Capt. Tommy Pellegrin, with Custom Charters, had already reported catching specks on the outside last week, but suspected Wednesday that strong north winds forecast through Friday might speed up the trouts’ transition to outer waters even more.
“They’ve definitely made it to the islands, front and back. But they’re still inside, too,” he said. “You’ve got the whole smorgasbord from inside to outside covered right now. It might only last two weeks like that, and this (north wind) may get them out of the inside totally.
“Stuff like this will flush the water out, and run them out quick. They were starting to edge out from way deep in the marsh pretty good, and they were still in the interior lakes, but this may just get them out all the way. They’ll be back of the islands, and in front of the islands out by the wellheads.”
Unfortunately, that same north wind pushing the trout out dirtied things up considerably, and Pellegrin said clean water was hard to find on the Dularge side Wednesday.
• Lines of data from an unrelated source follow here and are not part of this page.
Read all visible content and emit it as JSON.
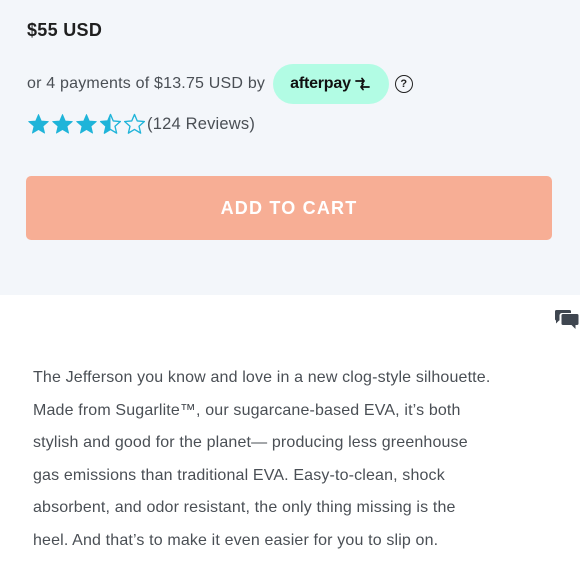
{
  "product": {
    "price": "$55 USD",
    "installments_text": "or 4 payments of $13.75 USD by",
    "afterpay_label": "afterpay",
    "info_icon": "question-circle-icon",
    "rating": 3.5,
    "rating_max": 5,
    "reviews_text": "(124 Reviews)",
    "add_to_cart_label": "ADD TO CART"
  },
  "colors": {
    "panel_bg": "#f3f6fa",
    "star": "#1fb4d9",
    "afterpay_badge": "#b2fce4",
    "button": "#f7ae95"
  },
  "chat_icon": "chat-bubbles-icon",
  "description": {
    "lines": [
      "The Jefferson you know and love in a new clog-style silhouette.",
      "Made from Sugarlite™, our sugarcane-based EVA, it’s both",
      "stylish and good for the planet— producing less greenhouse",
      "gas emissions than traditional EVA. Easy-to-clean, shock",
      "absorbent, and odor resistant, the only thing missing is the",
      "heel. And that’s to make it even easier for you to slip on."
    ]
  }
}
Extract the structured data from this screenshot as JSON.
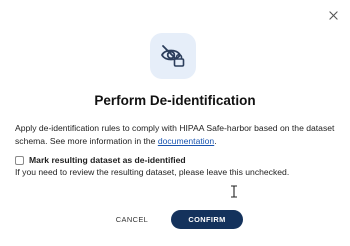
{
  "dialog": {
    "icon": "visibility-off-lock-icon",
    "title": "Perform De-identification",
    "description_before_link": "Apply de-identification rules to comply with HIPAA Safe-harbor based on the dataset schema. See more information in the ",
    "link_text": "documentation",
    "description_after_link": ".",
    "checkbox_label": "Mark resulting dataset as de-identified",
    "checkbox_checked": false,
    "hint": "If you need to review the resulting dataset, please leave this unchecked.",
    "cancel_label": "CANCEL",
    "confirm_label": "CONFIRM",
    "close_icon": "close-icon"
  },
  "colors": {
    "primary": "#14325c",
    "link": "#1a55b0",
    "icon_bg": "#e6eef9"
  }
}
“I looked around for some decent trout water, but there was none. I mean none. It was pretty bad,” he said. “Where the trout were — behind the islands — with this north/northwest wind, that’s the worst place now. It’s going to be really nasty and it looks like it will blow from the north through Friday. So I would say for this week, you need to find some really protected north banks somewhere, maybe Lake Barre up against the bank. But the water is just dirty everywhere.
“I would say in the Cocodrie/Dularge area, bide your time and wait for Saturday and Sunday when the weather clears up. Saturday might be the first day to catch some trout after this — and that’s if the water cleans up enough.”
His trout bait of choice is the HLT Anchovy in coco pepper or purple gold on a 1/4-ounce jighead. He stressed to try different presentations, either popping the lure under a cork or fishing it tight-lined.
“Over the reefs for us was under a cork, and the deeper water was tight-lining,” he said. “But a lot of times it’s the other way around. You have to try everything - don’t fish just one way.
“It doesn’t mean they’re not there - they might just want it a different way.”
Typically, shrimp have shown up in larger numbers by now so fishing birds would be an option, but that hasn’t happened yet this spring, Pellegrin said.
“There’s not a lot of shrimp, so everything we’re catching is spitting up old mullet, old croakers, all kinds of little fish like anchovies,” he said. “Normally we have packs of birds diving showing you where the trout are, but now we have none. Nothing.”
When the weather gets right and the water clears, he recommended fishing any of the wellheads behind Last Island, Caillou Island and Timbalier Island.
“They all have fish, and the points behind the islands are good, but the wellheads are really good,” he said. “By the time this weather clears up, the moon is coming around and it’s going to be on in the surf.
“Watch the breakers if there’s any. Find a spot close to the beach that’s kind of deeper because there are no breakers right there. That’s where your trough is coming out from behind the sand bar - that’s where you'll want to fish.”